Luton Towns märchenhafte Rückkehr

Nicht nur im Norden von Wales hat sich heuer dank Wrexham im Vereinigten Königreich ein Fußballmärchen abgespielt, am Samstag vollendete einige Stufen darüber auch Luton Town sein „Fairytale“. Der Club aus der nördlich von London gelegenen Stadt schaffte mit einem dramatischen Sieg im Play-off erstmals seit 31 Jahren den Aufstieg in die Premier League – und schrieb gleich englische Sportgeschichte.

Mit einem 6:5 im Penaltyschießen gegen Coventry City im Londoner Wembley-Stadion sicherte sich Luton Town am Samstag im Play-off-Finale das Ticket für die oberste Spielklasse. Die „Hatters“ hatten davor die Championship hinter den Fixaufsteigern Burnley und Sheffield United auf Rang drei beendet und sich im Play-off der Ränge drei bis sechs um den letzten Aufstiegsplatz zuerst gegen Sunderland und schließlich gegen Coventry City durchgesetzt.

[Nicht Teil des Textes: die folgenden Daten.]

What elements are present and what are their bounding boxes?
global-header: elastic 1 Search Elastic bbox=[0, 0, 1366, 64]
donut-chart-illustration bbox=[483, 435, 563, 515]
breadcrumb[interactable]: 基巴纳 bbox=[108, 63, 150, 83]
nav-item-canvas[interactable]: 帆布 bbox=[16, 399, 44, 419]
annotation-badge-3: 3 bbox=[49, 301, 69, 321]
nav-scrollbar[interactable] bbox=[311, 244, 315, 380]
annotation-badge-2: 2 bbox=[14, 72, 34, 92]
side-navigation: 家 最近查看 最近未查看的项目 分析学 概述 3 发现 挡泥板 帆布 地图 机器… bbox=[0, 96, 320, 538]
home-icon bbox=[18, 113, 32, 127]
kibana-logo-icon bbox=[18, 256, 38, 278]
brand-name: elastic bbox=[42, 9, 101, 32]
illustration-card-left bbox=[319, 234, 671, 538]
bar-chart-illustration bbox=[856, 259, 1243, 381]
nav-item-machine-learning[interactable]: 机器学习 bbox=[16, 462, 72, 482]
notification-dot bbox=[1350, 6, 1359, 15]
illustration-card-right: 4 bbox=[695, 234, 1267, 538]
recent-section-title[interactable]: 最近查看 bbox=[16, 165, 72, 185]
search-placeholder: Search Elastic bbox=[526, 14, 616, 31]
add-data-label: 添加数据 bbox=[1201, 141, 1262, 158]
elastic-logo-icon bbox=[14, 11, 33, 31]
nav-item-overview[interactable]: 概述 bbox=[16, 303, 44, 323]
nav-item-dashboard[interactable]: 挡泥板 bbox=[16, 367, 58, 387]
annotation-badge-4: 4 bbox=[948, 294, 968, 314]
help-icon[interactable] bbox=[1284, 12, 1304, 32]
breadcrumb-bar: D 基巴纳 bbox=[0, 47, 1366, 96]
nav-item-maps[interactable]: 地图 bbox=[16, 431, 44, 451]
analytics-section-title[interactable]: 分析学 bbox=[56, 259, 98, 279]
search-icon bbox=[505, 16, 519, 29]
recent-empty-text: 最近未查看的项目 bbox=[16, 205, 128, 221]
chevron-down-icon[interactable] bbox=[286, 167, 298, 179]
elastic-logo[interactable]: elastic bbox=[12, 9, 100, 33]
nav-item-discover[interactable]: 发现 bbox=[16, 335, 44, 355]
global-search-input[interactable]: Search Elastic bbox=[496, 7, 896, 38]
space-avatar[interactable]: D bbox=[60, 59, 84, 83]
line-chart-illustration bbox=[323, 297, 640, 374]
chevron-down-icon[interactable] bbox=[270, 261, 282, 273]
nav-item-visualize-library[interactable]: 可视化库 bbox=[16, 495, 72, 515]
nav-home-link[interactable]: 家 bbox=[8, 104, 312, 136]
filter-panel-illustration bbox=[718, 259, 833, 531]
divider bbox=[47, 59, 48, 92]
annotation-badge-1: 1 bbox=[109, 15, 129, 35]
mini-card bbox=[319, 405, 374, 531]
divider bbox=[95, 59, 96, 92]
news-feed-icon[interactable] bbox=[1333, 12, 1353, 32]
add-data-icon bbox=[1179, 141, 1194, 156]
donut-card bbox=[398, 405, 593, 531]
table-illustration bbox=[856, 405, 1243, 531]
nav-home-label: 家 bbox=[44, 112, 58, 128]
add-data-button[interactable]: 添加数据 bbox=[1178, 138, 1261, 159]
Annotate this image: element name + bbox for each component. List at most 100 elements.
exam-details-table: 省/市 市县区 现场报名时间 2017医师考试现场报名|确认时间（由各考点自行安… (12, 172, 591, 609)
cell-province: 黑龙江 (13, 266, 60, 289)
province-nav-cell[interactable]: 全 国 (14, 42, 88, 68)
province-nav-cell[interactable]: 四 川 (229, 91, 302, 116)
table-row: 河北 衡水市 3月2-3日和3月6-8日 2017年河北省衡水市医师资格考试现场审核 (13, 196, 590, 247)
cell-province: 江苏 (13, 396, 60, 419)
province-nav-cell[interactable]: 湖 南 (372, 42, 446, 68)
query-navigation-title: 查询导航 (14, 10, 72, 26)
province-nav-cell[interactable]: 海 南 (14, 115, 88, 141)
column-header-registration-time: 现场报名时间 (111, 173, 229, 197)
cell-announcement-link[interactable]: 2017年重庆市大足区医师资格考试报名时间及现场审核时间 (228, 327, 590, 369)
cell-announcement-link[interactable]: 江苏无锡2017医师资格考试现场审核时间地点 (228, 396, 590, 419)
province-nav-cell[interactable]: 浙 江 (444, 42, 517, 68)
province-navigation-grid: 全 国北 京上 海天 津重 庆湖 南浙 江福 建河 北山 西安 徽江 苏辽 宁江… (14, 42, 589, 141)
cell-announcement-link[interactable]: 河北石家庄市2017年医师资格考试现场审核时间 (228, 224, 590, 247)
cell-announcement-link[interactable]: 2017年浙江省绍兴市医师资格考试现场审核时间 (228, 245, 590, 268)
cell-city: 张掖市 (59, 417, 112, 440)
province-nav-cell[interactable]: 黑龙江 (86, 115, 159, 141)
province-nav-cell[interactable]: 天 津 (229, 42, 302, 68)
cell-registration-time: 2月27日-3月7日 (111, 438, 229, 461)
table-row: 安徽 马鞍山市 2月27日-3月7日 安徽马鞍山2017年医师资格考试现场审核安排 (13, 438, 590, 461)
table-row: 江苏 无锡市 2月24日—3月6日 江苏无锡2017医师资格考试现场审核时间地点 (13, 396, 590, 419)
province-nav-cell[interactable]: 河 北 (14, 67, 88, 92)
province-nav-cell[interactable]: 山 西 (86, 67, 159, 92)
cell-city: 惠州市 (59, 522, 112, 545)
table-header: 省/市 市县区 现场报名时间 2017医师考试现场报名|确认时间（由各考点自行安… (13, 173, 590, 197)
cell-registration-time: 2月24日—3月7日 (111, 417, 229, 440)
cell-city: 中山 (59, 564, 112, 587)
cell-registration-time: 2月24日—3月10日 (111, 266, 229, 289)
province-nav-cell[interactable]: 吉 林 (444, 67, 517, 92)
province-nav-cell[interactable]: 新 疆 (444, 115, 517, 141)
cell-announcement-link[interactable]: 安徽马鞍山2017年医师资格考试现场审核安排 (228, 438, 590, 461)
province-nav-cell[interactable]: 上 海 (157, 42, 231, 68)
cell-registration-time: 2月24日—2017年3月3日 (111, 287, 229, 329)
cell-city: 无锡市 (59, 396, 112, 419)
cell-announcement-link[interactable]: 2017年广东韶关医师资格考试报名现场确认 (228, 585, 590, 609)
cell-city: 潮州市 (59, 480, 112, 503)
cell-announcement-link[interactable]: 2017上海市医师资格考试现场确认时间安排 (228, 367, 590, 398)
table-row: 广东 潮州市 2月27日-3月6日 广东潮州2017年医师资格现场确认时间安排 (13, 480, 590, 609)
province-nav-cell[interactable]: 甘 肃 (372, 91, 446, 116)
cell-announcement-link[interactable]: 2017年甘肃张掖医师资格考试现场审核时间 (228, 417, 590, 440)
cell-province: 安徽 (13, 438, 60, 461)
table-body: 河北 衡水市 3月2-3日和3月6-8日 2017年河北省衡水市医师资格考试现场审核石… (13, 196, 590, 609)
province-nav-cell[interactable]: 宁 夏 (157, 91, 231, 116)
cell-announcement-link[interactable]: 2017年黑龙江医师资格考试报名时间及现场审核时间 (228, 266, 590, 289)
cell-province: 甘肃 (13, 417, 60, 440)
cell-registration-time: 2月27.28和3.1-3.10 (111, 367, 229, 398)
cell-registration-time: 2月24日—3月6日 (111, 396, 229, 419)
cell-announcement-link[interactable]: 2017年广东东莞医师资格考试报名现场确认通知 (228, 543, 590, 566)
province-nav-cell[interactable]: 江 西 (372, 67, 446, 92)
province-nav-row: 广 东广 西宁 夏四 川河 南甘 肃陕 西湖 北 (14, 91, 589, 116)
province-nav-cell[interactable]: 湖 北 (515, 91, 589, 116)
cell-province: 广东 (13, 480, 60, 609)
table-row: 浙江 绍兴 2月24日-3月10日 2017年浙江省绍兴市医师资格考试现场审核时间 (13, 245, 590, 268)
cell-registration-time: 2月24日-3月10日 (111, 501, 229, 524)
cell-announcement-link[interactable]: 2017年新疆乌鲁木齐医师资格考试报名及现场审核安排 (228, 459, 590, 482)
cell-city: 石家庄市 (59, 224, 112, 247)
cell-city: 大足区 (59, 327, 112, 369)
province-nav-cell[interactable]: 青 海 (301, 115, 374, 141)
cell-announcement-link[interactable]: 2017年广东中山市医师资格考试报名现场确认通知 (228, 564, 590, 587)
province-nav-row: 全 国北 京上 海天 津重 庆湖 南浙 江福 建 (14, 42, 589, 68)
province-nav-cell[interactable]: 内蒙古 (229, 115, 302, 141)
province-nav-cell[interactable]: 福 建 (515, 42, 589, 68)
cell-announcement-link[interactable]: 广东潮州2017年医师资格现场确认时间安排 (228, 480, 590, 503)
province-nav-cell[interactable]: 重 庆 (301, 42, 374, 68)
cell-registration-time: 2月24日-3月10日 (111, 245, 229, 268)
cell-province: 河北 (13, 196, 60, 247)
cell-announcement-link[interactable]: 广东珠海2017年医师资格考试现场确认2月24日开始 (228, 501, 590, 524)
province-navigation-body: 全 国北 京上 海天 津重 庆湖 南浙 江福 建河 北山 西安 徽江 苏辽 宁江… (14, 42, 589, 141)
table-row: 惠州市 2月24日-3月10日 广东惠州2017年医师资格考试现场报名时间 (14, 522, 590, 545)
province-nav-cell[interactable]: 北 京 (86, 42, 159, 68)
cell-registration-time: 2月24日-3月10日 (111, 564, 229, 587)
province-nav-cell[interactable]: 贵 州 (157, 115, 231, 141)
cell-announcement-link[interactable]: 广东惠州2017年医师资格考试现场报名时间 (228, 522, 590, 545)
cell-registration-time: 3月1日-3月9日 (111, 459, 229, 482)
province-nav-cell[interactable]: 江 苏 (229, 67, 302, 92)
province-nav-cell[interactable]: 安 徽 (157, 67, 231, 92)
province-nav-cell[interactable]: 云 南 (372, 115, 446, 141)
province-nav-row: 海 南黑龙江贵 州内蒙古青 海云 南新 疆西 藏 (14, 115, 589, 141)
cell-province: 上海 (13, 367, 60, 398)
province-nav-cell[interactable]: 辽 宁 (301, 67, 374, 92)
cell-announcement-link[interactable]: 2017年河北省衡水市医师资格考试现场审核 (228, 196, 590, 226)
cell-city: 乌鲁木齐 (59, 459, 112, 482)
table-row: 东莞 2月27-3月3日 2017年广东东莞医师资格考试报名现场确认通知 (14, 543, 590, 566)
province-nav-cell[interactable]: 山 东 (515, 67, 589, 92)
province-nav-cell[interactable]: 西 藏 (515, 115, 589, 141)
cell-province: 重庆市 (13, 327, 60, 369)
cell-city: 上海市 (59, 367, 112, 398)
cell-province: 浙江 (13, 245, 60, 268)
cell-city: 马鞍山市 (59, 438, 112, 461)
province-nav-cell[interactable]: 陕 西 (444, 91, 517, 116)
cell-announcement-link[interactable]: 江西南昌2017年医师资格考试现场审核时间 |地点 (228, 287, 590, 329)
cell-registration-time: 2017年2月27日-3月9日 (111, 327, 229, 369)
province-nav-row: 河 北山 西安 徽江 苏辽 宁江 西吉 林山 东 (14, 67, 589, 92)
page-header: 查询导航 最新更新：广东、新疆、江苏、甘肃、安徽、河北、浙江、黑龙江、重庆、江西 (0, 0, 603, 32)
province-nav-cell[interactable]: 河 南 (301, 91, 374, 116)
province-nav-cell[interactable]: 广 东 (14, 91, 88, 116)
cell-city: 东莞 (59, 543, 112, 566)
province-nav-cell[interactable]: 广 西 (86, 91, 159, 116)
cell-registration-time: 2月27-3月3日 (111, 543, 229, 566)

Der Aufstieg von Luton Town erhält auch einen Eintrag in die englischen Fußball-Geschichtsbücher. Denn 2010 fand sich der Club in der fünften Spielstufe – aus der Wrexham, der Club von Hollywood-Star Ryan Reynolds, heuer den Aufstieg schaffte –, und damit außerhalb der vier professionellen „Tiers“ auf der Insel wieder. Die Rückkehr aus einer „Non-League“-Stufe ins Oberhaus war in der Geschichte des britischen Fußballs noch keinem Verein gelungen.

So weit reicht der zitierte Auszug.